Впечатления о поразившей его еще в молодости живописи Евгения Архиреева попытался выразить и П. Сытник (весьма сумбурно, но искренне) в своих неопубликованных воспоминаниях о художнике: «Лучшие его живописные работы тяготеют к импрессионизму, которому присуще, прежде всего, стремление передать впечатление игры света и цвета, которой наполнена природа и эмоционально-зрительное отношение к действительности. Но если точнее определить, то его работы относятся скорее к постимпрессионизму… Найденные цветовые решения… создают своеобразный обобщенный образ, более красочный, чем есть на самом деле… Он тщательно вдумывается в воссоздаваемое, взвешивает и выверяет увиденное»35.

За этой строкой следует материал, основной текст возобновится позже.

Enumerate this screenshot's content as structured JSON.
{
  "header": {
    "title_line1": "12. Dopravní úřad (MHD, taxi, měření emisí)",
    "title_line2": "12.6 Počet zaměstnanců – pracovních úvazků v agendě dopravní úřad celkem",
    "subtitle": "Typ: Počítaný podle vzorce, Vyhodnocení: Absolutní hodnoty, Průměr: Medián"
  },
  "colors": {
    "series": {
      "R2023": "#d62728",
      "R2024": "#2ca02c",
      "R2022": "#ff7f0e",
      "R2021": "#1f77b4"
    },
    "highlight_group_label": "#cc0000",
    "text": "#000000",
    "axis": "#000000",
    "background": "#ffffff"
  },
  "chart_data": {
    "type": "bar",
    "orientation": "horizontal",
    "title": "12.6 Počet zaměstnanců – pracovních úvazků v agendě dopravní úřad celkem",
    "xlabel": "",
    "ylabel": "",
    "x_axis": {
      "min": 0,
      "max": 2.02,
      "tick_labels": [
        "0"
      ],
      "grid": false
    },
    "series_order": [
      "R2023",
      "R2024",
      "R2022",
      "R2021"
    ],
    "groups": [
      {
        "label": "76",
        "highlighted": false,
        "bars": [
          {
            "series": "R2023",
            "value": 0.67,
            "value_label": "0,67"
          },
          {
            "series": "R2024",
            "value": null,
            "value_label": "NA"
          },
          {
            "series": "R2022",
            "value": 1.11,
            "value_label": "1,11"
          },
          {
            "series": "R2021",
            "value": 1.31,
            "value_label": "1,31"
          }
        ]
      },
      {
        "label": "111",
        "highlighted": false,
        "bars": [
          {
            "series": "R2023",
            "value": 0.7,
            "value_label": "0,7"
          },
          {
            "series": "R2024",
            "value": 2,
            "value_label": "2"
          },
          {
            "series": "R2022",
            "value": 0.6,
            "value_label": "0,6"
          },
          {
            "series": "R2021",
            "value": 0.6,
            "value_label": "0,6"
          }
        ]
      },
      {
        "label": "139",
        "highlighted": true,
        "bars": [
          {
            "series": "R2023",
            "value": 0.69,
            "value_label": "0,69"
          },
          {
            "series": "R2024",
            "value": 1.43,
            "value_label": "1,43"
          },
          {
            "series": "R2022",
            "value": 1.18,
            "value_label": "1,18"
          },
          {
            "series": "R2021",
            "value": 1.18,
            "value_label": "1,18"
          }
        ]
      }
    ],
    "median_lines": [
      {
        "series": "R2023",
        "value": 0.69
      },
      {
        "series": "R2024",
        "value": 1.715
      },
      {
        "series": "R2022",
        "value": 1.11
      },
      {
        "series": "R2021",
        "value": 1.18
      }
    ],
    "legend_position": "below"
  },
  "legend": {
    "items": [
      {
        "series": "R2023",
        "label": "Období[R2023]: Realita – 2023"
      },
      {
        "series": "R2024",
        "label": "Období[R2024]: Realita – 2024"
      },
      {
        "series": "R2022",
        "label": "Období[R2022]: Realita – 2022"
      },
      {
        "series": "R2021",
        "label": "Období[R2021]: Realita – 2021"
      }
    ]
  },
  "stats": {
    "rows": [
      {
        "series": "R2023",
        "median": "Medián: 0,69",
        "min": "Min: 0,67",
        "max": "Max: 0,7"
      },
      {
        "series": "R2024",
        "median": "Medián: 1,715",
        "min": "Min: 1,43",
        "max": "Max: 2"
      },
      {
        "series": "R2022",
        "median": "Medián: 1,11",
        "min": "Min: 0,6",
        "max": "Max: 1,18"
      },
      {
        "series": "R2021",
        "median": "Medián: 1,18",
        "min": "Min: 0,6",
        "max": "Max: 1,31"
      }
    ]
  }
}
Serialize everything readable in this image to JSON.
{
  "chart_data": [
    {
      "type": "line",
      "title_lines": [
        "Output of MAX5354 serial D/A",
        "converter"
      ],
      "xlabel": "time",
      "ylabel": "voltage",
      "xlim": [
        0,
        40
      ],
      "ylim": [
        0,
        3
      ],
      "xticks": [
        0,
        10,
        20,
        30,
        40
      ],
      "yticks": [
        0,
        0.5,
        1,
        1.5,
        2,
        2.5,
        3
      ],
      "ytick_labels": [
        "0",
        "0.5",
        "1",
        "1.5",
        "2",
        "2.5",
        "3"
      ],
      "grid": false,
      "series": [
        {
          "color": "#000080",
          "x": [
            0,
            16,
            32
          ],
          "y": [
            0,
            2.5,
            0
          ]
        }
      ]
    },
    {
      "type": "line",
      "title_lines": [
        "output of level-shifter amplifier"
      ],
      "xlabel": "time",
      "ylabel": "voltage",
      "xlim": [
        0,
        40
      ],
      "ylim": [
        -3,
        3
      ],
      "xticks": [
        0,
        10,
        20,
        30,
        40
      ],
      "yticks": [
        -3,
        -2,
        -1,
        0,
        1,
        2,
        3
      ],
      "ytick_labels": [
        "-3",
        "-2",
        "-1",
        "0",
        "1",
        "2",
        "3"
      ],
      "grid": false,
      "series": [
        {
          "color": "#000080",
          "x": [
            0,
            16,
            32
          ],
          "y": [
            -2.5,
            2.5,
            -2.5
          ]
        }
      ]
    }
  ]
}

«Совсем неплохим художником» назвал Е. П. Архиреева Н. М. Баранов (1929−2009), владимирский художник-график, долго возглавлявший областное отделение Союза художников. В своей книге воспоминаний он тепло живописует необычную и яркую художественную атмосферу в Муроме, куда он частенько наезжал36. Живописец и священник о. Николай дает художнику Архирееву, с которым он был рядом почти десять лет, продуманную и довольно сдержанную оценку, но при этом — яркую и образную: «Есть более академичные художники, бывают и те, что творят более чувством, интуицией; другие больше разумением, они все просчитывают; иногда это слишком превалирует. Левин — Коровин. Жене же мешали линии. Левин говорил ему: «Что ты все вычерчиваешь, бери кисть, да пиши"'. А у него (у Жени) было всё в чертежах, которые он оживлял цветом. Он пытался управлять эмоциями, он ткал свой мир. Но нельзя вычертить стог сена. У художника мерило — глаз. Это как на лезвии бритвы, всегда на грани. «Золотое сечение» не в вычерчивании и точности расчетов, а в умении балансировать. Но у Жени был свой стержень. По сравнению с другими (муромскими художниками. — О. С.), у него больше полета, монументальности, профессионализма, особенно в декоративно-прикладном искусстве; обобщение цвета, широкое видение в живописи»37.


Поиски, порой мучительные, неповторимых и совершенных композиционных и цветовых решений; расчеты их по «золотому сечению» для своих живописных произведений особенно характерны для художника Евгения Архиреева конца семидесятых — начала восьмидесятых, когда, собственно, и выкристаллизовывался его индивидуальный стиль как мастера. Леонардо да Винчи в эпоху Возрождения, Сергей Эйзенштейн — на заре двадцатого, сознательно использовали в творчестве эту «божественную пропорцию». Евгений пытался идти тем же путем в искусстве, во многом рациональным. Однако считается, что в мировых шедеврах, созданных интуитивно, можно узреть то же «золотое сечение».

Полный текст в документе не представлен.